Mendonça Filho sugere consulta popular sobre a maioridade penal em casos de crimes violentos

Relator da PEC da Segurança, deputado Mendonça Filho, propõe referendo sobre a maioridade penal para 2028.
Proposta de referendo sobre a maioridade penal
Na terça-feira (9), o deputado Mendonça Filho (União-PE) anunciou sua intenção de incluir um referendo na Proposta de Emenda à Constituição (PEC) da Segurança Pública. O referendo, previsto para 2028, questionaria a população sobre a redução da maioridade penal para 16 anos para crimes relacionados ao crime organizado e a crimes violentos. A proposta surge em um contexto onde o tema já foi debatido, mas não avançou no Senado.

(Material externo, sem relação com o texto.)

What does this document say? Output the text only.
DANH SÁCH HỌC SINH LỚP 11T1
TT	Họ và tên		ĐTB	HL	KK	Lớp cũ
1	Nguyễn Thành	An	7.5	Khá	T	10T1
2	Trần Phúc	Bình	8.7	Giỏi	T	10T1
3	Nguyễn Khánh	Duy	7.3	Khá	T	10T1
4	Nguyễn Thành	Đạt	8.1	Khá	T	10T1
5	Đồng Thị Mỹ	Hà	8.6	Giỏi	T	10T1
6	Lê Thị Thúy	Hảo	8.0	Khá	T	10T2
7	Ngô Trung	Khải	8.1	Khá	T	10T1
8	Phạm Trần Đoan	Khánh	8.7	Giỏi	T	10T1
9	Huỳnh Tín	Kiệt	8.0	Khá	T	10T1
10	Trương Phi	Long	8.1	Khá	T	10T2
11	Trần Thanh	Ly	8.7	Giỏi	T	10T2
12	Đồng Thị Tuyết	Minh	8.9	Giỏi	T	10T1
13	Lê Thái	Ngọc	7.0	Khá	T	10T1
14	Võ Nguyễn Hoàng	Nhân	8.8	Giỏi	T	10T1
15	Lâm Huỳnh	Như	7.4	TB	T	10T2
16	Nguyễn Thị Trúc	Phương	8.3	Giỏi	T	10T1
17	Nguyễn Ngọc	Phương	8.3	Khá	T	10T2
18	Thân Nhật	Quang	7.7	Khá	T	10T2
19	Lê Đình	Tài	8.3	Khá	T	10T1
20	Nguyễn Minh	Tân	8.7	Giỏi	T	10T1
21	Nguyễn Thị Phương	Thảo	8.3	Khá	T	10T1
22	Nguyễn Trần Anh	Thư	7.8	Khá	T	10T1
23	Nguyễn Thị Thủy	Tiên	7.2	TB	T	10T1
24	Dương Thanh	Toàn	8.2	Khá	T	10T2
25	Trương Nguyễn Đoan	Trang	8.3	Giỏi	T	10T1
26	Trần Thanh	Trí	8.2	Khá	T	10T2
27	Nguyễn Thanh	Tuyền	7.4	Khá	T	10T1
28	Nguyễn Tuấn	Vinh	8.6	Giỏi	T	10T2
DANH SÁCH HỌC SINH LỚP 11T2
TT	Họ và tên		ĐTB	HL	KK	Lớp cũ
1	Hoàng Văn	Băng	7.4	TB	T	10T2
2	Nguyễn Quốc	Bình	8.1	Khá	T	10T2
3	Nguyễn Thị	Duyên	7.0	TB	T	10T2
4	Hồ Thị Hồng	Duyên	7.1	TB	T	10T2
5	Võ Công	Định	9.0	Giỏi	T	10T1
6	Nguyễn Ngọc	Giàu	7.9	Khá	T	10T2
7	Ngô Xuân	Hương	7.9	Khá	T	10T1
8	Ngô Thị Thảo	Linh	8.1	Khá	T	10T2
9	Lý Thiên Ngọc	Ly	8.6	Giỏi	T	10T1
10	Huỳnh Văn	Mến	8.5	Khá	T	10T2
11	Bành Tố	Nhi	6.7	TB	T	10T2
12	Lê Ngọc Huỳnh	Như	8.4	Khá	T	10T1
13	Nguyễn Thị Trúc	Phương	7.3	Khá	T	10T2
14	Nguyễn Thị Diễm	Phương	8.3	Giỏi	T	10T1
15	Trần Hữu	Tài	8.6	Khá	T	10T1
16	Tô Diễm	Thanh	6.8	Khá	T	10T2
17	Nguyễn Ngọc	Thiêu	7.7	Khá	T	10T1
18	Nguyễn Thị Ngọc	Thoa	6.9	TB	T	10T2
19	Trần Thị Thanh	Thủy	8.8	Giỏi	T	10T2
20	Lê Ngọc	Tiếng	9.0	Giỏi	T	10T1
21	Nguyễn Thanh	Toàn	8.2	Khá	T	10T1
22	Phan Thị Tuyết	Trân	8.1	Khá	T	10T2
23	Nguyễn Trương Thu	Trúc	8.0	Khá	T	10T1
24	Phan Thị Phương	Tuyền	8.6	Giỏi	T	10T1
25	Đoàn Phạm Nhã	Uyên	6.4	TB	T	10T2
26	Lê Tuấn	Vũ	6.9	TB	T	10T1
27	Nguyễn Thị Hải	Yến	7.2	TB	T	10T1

Mendonça filho acredita que a sociedade deve ter um papel ativo na decisão sobre a maioridade penal. “Esse é um tema que já foi debatido e votado na Câmara dos Deputados. Não avançou no Senado, então nada melhor que a população possa responder a essa tese”, afirmou o deputado durante uma coletiva à imprensa.
Motivações para a consulta popular
O relator optou por sugerir a consulta popular em 2028 em vez de 2026, com o objetivo de evitar a politização do debate que se intensificou entre as correntes de direita e esquerda. O deputado destacou que a impunidade de jovens infratores, que cometem crimes violentos entre 16 e 18 anos, é um ponto crucial a ser abordado.
“Pessoas que cometem crimes violentos entre 16 e 18 anos não podem ficar impunes com três anos em regime socioeducativo. A gente tem que mudar o regime, é o que eu defendo, mas eu respeitarei a vontade da maioria da Casa”, declarou Mendonça.
Mudanças propostas na PEC da Segurança
Além do referendo, o relatório da PEC da Segurança, que será apresentado na comissão especial, inclui outras propostas significativas. Entre elas, a Suspensão de direitos políticos para presos provisórios, uma medida que já foi aprovada pela Câmara por meio do PL Antifacção, atualmente em análise no Senado.
Mendonça Filho também pretende constitucionalizar o Fundo Penitenciário Nacional (Funpen) e o Fundo Nacional de Segurança Pública (FNSP), além de proibir o contingenciamento de recursos desses fundos. Ele estimou que isso poderá aumentar os recursos destinados à segurança em até R$ 6 bilhões por ano.
Reações e próximos passos
As reações dos líderes da base governista foram positivas em relação às mudanças propostas. No entanto, o deputado ressaltou que o texto ainda está aberto para debate e negociações. A proposta original enfrentou críticas da oposição e de governadores, que expressaram preocupações sobre a possível perda de competências estaduais.
“Seria uma irresponsabilidade minha se eu tivesse um pensamento que não fosse pelo caminho da cooperação e da integração. O que nós preservamos no texto é esse espírito de centralidade, mas respeitando a cláusula pétrea do federalismo brasileiro”, ponderou o relator.
A PEC, que é uma das prioridades do governo, já passou pela Comissão de Constituição e Justiça e aguarda análise na comissão especial antes de ser votada no plenário.